October 2022 Bulletin ref1

Parashat Ki Teitzei – by Maegan Knauf

My journey into Judaism has been recent. My immediate family is not very religious. We went to shul on the High Holidays and celebrated Hanukkah and that was about it. Occasionally I would attend Friday night services at the Reform temple with my best friend and her family. During my teenage years I did not think much about religion or being Jewish. Once I went away to college, I stopped attending temple services and observing holidays all together. I would tell people I was Jewish when they asked me my religion, but it seemed like a meaningless title.

As an adult I struggled with who I was and how I wanted to be defined. I am a mother, wife, nurse, but the picture was not complete. Something was missing. When I had my first daughter, I made the decision to have a naming ceremony for her. That required becoming involved in the local synagogue and having discussions with the rabbi.

That is how I found the missing piece. I found my place among the Jewish community. I was Jewish and I was proud to be Jewish and my relationship with my community and G-d have helped me complete my own personal identity. So, when I moved to Albany three years ago, the first thing I did was find a new community in B’nai Sholom. Finding this community has not only helped me feel complete, but it has helped my keep my faith during these past few years that have been eye-opening to a grim reality.

The polarization of political parties, the COVID-19 pandemic and the increasing violent acts of racism and anti-Semitism is, for lack of a better phrase ‘absolutely terrifying.’ It is hard to believe that as far as we have come as a society, there is still so much hate in today’s world. Hate between political parties, hate toward the LGBTQ community, hatred of religious groups and POC. Not only is there so much hate, but it is becoming more openly displayed and accepted under the guise of free speech and personal rights.

I am Jewish, and while I have never directly been the victim of anti-Semitism, I feel the hate when I hear of shootings at synagogues or when we must have the discussion of how to protect ourselves during an active shooting. We attend service for worship but must remember to stay hyper-vigilant, to be aware of our surroundings and alert to any threats.
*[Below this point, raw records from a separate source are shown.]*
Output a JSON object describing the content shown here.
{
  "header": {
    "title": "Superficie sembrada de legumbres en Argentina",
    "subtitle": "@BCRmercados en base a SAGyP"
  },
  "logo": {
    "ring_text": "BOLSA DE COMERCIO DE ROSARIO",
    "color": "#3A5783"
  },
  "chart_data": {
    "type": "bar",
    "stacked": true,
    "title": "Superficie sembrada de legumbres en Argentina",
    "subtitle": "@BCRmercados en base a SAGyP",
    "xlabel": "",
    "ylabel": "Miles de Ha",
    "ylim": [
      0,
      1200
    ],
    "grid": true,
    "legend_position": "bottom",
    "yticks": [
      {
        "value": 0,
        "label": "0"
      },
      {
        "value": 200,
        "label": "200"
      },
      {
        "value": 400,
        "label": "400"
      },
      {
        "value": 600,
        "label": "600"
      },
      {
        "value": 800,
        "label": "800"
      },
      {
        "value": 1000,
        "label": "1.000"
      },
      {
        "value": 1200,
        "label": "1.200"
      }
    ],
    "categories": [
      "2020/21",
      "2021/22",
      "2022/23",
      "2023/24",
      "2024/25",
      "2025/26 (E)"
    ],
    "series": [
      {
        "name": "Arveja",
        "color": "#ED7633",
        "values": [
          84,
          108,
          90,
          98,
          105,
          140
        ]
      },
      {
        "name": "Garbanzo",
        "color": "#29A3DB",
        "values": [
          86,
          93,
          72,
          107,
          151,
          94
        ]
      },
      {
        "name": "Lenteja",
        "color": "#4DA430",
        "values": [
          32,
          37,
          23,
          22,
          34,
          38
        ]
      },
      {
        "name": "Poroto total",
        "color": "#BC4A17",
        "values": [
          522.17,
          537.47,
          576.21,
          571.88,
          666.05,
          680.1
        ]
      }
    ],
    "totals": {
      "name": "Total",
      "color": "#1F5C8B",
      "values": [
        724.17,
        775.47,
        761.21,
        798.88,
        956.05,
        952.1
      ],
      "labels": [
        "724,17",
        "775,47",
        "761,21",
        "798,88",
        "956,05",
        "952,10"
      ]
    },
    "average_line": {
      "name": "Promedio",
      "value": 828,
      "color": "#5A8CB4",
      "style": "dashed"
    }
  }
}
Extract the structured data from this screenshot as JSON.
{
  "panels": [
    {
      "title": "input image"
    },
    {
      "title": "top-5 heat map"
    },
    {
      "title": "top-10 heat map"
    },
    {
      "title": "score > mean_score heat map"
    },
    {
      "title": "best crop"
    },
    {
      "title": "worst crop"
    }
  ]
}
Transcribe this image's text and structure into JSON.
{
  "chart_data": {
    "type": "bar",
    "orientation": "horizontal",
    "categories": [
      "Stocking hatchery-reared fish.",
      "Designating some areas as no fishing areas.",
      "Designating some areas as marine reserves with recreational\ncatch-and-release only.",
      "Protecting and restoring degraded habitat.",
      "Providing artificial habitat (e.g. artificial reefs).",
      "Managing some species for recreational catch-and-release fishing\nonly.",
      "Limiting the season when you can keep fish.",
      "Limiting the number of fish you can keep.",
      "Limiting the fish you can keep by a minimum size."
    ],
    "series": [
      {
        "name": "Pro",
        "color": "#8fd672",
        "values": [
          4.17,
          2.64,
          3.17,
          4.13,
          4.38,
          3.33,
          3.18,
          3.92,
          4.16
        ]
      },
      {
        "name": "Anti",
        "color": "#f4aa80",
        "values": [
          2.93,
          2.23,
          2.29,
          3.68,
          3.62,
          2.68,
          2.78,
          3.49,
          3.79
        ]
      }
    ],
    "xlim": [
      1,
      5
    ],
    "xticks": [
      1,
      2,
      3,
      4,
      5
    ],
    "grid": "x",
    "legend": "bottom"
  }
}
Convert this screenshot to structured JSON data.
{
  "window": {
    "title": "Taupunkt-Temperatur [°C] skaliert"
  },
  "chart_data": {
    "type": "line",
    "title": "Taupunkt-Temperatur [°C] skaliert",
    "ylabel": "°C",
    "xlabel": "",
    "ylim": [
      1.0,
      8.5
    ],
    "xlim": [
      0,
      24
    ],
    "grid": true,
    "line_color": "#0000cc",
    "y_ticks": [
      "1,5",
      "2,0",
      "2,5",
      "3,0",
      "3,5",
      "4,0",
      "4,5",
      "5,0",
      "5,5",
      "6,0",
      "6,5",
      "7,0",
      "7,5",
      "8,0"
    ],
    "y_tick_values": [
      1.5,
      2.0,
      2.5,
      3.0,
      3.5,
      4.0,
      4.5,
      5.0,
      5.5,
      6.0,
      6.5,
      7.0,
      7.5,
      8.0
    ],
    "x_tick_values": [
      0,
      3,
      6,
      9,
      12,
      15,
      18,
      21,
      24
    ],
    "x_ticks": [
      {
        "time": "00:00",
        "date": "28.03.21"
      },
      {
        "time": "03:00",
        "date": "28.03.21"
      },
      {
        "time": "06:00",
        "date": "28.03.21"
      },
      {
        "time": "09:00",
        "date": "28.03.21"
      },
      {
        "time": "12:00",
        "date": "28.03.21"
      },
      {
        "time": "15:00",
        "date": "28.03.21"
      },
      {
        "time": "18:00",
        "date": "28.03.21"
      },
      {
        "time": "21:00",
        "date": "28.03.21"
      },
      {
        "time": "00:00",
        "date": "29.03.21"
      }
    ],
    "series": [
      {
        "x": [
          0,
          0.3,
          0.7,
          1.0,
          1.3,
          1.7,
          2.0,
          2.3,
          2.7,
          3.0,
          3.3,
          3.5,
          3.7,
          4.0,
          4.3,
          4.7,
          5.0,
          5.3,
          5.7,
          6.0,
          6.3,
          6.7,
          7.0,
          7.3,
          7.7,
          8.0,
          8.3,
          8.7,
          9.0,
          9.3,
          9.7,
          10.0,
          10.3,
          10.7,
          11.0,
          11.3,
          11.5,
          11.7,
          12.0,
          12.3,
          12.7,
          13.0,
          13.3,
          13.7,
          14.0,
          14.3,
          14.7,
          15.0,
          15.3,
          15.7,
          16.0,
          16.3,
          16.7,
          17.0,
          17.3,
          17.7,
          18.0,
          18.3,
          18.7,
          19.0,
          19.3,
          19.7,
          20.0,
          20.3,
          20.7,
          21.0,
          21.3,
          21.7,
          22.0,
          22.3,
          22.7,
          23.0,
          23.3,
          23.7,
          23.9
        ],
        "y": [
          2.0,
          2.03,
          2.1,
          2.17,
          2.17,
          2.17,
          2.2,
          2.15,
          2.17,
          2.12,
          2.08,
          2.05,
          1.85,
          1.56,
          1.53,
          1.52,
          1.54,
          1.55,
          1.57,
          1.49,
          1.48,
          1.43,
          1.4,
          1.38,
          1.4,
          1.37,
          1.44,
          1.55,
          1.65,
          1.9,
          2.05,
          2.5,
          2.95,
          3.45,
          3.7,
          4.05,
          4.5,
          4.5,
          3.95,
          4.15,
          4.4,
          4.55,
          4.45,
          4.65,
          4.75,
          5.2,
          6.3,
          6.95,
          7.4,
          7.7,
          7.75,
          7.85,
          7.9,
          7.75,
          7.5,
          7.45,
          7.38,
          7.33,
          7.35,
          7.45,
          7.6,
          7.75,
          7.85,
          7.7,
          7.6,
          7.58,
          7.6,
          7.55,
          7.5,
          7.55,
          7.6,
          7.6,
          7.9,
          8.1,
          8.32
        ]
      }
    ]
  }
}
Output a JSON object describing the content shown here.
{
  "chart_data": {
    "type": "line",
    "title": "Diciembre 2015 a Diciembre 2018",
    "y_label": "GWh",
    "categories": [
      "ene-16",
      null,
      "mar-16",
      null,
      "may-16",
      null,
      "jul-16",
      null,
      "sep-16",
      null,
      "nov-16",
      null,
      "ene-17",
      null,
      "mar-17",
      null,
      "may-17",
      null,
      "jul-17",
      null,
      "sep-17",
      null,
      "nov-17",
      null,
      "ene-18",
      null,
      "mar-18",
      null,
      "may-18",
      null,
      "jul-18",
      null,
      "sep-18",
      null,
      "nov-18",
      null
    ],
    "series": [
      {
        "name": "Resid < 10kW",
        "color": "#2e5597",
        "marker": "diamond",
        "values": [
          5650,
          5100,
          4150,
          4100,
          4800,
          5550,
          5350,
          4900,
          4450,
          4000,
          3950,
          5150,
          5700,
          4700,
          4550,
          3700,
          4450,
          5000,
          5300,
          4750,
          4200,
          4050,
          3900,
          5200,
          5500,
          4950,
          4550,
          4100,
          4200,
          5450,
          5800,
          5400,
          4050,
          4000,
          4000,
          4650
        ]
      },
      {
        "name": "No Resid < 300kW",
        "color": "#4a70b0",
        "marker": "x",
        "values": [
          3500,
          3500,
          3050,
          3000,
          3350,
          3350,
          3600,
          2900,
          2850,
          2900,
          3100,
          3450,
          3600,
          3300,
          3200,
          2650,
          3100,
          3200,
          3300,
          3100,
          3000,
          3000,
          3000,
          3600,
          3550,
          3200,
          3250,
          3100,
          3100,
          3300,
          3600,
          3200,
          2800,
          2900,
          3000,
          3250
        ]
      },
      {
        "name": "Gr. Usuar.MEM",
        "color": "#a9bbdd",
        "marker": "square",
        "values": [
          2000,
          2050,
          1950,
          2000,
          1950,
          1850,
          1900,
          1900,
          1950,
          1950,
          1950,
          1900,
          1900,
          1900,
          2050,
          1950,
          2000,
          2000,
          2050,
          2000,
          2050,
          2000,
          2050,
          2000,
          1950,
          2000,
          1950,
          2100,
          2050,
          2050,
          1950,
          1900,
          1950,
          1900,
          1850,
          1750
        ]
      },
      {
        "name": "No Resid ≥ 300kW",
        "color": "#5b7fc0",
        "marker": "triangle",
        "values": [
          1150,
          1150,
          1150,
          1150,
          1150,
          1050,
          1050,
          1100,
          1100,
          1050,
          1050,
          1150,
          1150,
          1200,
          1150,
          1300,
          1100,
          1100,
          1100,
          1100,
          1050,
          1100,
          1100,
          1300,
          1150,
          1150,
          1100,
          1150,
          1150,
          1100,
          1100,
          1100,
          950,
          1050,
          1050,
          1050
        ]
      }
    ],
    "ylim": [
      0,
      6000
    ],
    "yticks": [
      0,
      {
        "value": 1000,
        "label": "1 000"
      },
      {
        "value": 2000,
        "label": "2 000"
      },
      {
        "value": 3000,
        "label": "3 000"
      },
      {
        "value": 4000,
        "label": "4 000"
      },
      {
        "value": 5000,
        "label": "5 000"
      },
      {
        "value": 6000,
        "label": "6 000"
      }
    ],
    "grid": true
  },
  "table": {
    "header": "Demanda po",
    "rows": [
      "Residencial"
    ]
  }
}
But despite all this hate and negativity, I find myself drawn toward my religion and focusing on my relationship with G-d and continuing to define myself.

Which brings me to the Parashat Ki Teitzei. I am not going to lie – when I signed up for this, I had no idea what I was doing. I have never done Torah study and I did not know anything about this teaching. So, I did what any millennial in 2022 would do and turned to the internet. I found a podcast called “On the Other Hand: Ten Minutes of Torah with Rabbi Rick Jacobs.” I listened to his 10-minute d’var Torah on Ki Teitzei and “How Not to Hate.” I thought it was very fitting for these times. It focused on the passage, “You shall not hate an Egyptian, for you were a stranger in his land.” His explanation went into how even though the Jews were slaves and suffered greatly, they should not hate the Egyptians – that before the Egyptians made them slaves, they welcomed them as friends. The next verse goes on to say, “We can admit their descendants into our community in the third generation.”  They should remember the suffering, and they should be able to forgive; however, forgiveness is not that easy and it will take time.

It is easier to be angry than let go of our anger. It is easier to hate than to forgive. But to forgive means to heal. When we focus on the negative, we allow ourselves to be consumed by the negative energy. Instead, we should practice mindfulness. Let the hate be just a negative thought that we recognize, reflect on, learn from and then let go.

This is not a new concept to me. As a nurse I deal with disgruntled patients all the time. I get called names, I have things thrown at me, I am assaulted with both words and violence. Despite all of this I have understanding and forgiveness. It is not always easy, but  I know that I am seeing most of these people during the worst time of their lives. That they are frightened, lonely and sometimes very angry, or that they are mentally ill and cannot help it. But even for the ones who aren’t any of those things, the ones who are just cruel and hateful, I do not reciprocate violence, I show compassion, I keep them safe, and I help care for them without prejudice. I stay true to who I am, and I understand that while it might feel better in the moment to scream and shout and be as equally disrespectful, and to “hate them” when I look back on the moment, I would regret all of that.

To “not hate the Egyptians” does not mean to forget the suffering that took place; it means to live a life without hate in your heart, to be mindful, to be true to who you are, to be the better person. Forgive but don’t forget. Let it be a lesson for how we should treat others and how to live our best lives.